交差点に来たので、どちらに進むか考える。いつも同じルートになるのが嫌なので、散歩のときはいつも行かない道を選ぶのだが、引っ越して一度目なのでランダムに決めることにした。交差点の場合は、これまでにすれ違った人数を日付から引いて、出た値の絶対値の下一桁の値で決める。1~3にならなければ、2の倍数なら2、3の倍数なら3、それ以外の数なら1と考えて、1なら左、2ならまっすぐ、3なら右、という風に。今日はそうやって決めるが、明日は明日で考える。ランダムじゃないと同じ道ばかり行ってしまう気がするからだ。
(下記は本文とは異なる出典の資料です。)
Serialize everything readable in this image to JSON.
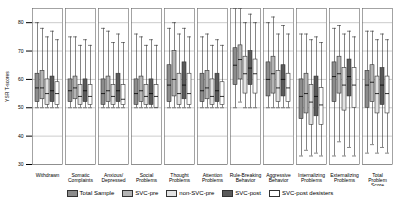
{
  "chart_data": {
    "type": "boxplot",
    "y_label": "YSR T-scores",
    "categories": [
      "Withdrawn",
      "Somatic Complaints",
      "Anxious/Depressed",
      "Social Problems",
      "Thought Problems",
      "Attention Problems",
      "Rule-Breaking Behavior",
      "Aggressive Behavior",
      "Internalizing Problems",
      "Externalizing Problems",
      "Total Problem Score"
    ],
    "ylim": [
      30,
      85
    ],
    "yticks": [
      30,
      40,
      50,
      60,
      70,
      80
    ],
    "grid": true,
    "legend": "bottom",
    "series": [
      {
        "name": "Total Sample",
        "color": "#8c8c8c",
        "values": [
          {
            "min": 50,
            "q1": 52,
            "median": 57,
            "q3": 62,
            "max": 80
          },
          {
            "min": 50,
            "q1": 52,
            "median": 56,
            "q3": 60,
            "max": 75
          },
          {
            "min": 50,
            "q1": 51,
            "median": 55,
            "q3": 60,
            "max": 78
          },
          {
            "min": 50,
            "q1": 51,
            "median": 55,
            "q3": 60,
            "max": 76
          },
          {
            "min": 50,
            "q1": 52,
            "median": 58,
            "q3": 65,
            "max": 78
          },
          {
            "min": 50,
            "q1": 52,
            "median": 56,
            "q3": 62,
            "max": 75
          },
          {
            "min": 50,
            "q1": 58,
            "median": 65,
            "q3": 71,
            "max": 85
          },
          {
            "min": 50,
            "q1": 54,
            "median": 60,
            "q3": 66,
            "max": 80
          },
          {
            "min": 33,
            "q1": 46,
            "median": 54,
            "q3": 60,
            "max": 76
          },
          {
            "min": 33,
            "q1": 52,
            "median": 61,
            "q3": 66,
            "max": 78
          },
          {
            "min": 34,
            "q1": 50,
            "median": 58,
            "q3": 63,
            "max": 77
          }
        ]
      },
      {
        "name": "SVC-pre",
        "color": "#b4b4b4",
        "values": [
          {
            "min": 50,
            "q1": 53,
            "median": 57,
            "q3": 63,
            "max": 78
          },
          {
            "min": 50,
            "q1": 53,
            "median": 57,
            "q3": 61,
            "max": 75
          },
          {
            "min": 50,
            "q1": 52,
            "median": 56,
            "q3": 61,
            "max": 77
          },
          {
            "min": 50,
            "q1": 52,
            "median": 56,
            "q3": 61,
            "max": 75
          },
          {
            "min": 50,
            "q1": 54,
            "median": 60,
            "q3": 70,
            "max": 80
          },
          {
            "min": 50,
            "q1": 53,
            "median": 57,
            "q3": 63,
            "max": 76
          },
          {
            "min": 52,
            "q1": 60,
            "median": 67,
            "q3": 72,
            "max": 85
          },
          {
            "min": 50,
            "q1": 55,
            "median": 62,
            "q3": 68,
            "max": 82
          },
          {
            "min": 35,
            "q1": 48,
            "median": 55,
            "q3": 62,
            "max": 76
          },
          {
            "min": 38,
            "q1": 55,
            "median": 62,
            "q3": 68,
            "max": 79
          },
          {
            "min": 37,
            "q1": 52,
            "median": 59,
            "q3": 65,
            "max": 77
          }
        ]
      },
      {
        "name": "non-SVC-pre",
        "color": "#e2e2e2",
        "values": [
          {
            "min": 50,
            "q1": 51,
            "median": 55,
            "q3": 60,
            "max": 75
          },
          {
            "min": 50,
            "q1": 51,
            "median": 54,
            "q3": 58,
            "max": 72
          },
          {
            "min": 50,
            "q1": 51,
            "median": 54,
            "q3": 58,
            "max": 73
          },
          {
            "min": 50,
            "q1": 51,
            "median": 54,
            "q3": 58,
            "max": 72
          },
          {
            "min": 50,
            "q1": 51,
            "median": 55,
            "q3": 62,
            "max": 76
          },
          {
            "min": 50,
            "q1": 51,
            "median": 54,
            "q3": 60,
            "max": 72
          },
          {
            "min": 50,
            "q1": 55,
            "median": 62,
            "q3": 68,
            "max": 80
          },
          {
            "min": 50,
            "q1": 52,
            "median": 57,
            "q3": 63,
            "max": 76
          },
          {
            "min": 33,
            "q1": 44,
            "median": 52,
            "q3": 58,
            "max": 74
          },
          {
            "min": 33,
            "q1": 49,
            "median": 58,
            "q3": 64,
            "max": 76
          },
          {
            "min": 34,
            "q1": 48,
            "median": 55,
            "q3": 61,
            "max": 74
          }
        ]
      },
      {
        "name": "SVC-post",
        "color": "#5a5a5a",
        "values": [
          {
            "min": 50,
            "q1": 52,
            "median": 56,
            "q3": 61,
            "max": 77
          },
          {
            "min": 50,
            "q1": 52,
            "median": 56,
            "q3": 60,
            "max": 74
          },
          {
            "min": 50,
            "q1": 52,
            "median": 56,
            "q3": 62,
            "max": 76
          },
          {
            "min": 50,
            "q1": 51,
            "median": 55,
            "q3": 60,
            "max": 74
          },
          {
            "min": 50,
            "q1": 53,
            "median": 58,
            "q3": 66,
            "max": 78
          },
          {
            "min": 50,
            "q1": 52,
            "median": 56,
            "q3": 62,
            "max": 74
          },
          {
            "min": 50,
            "q1": 58,
            "median": 64,
            "q3": 70,
            "max": 83
          },
          {
            "min": 50,
            "q1": 54,
            "median": 60,
            "q3": 65,
            "max": 79
          },
          {
            "min": 34,
            "q1": 47,
            "median": 54,
            "q3": 61,
            "max": 75
          },
          {
            "min": 36,
            "q1": 54,
            "median": 61,
            "q3": 67,
            "max": 77
          },
          {
            "min": 36,
            "q1": 51,
            "median": 58,
            "q3": 64,
            "max": 76
          }
        ]
      },
      {
        "name": "SVC-post desisters",
        "color": "#ffffff",
        "values": [
          {
            "min": 50,
            "q1": 51,
            "median": 55,
            "q3": 59,
            "max": 74
          },
          {
            "min": 50,
            "q1": 51,
            "median": 54,
            "q3": 58,
            "max": 72
          },
          {
            "min": 50,
            "q1": 51,
            "median": 53,
            "q3": 58,
            "max": 73
          },
          {
            "min": 50,
            "q1": 50,
            "median": 54,
            "q3": 58,
            "max": 72
          },
          {
            "min": 50,
            "q1": 51,
            "median": 55,
            "q3": 62,
            "max": 75
          },
          {
            "min": 50,
            "q1": 51,
            "median": 54,
            "q3": 59,
            "max": 72
          },
          {
            "min": 50,
            "q1": 55,
            "median": 62,
            "q3": 67,
            "max": 80
          },
          {
            "min": 50,
            "q1": 52,
            "median": 57,
            "q3": 62,
            "max": 76
          },
          {
            "min": 33,
            "q1": 44,
            "median": 51,
            "q3": 57,
            "max": 73
          },
          {
            "min": 33,
            "q1": 50,
            "median": 58,
            "q3": 64,
            "max": 75
          },
          {
            "min": 34,
            "q1": 48,
            "median": 55,
            "q3": 61,
            "max": 74
          }
        ]
      }
    ]
  }
}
家からしばらくにあった個人商店がなくなって、ショッピングセンターになっていたり、昔からの酒屋が新しくなっていたり、変化は大きかった。しかし、高校時代に買い食いをした商店街や、いつも散髪をしてもらった美容室はまだ残って営業していた。背伸びしていった喫茶店も構えは同じだった。どこが変わったかを見ていくのも楽しかった。久々に落ち着いて思った、スローライフというのはいいものかもしれない。少し前の私だったら、「なにそれ年寄くさい」とあざけりさえしていそうなものだが、書けなくなってからは考えが180度変わったように思う。落ち着いて考える時間ができたことで、ものの見方が変わった気がした。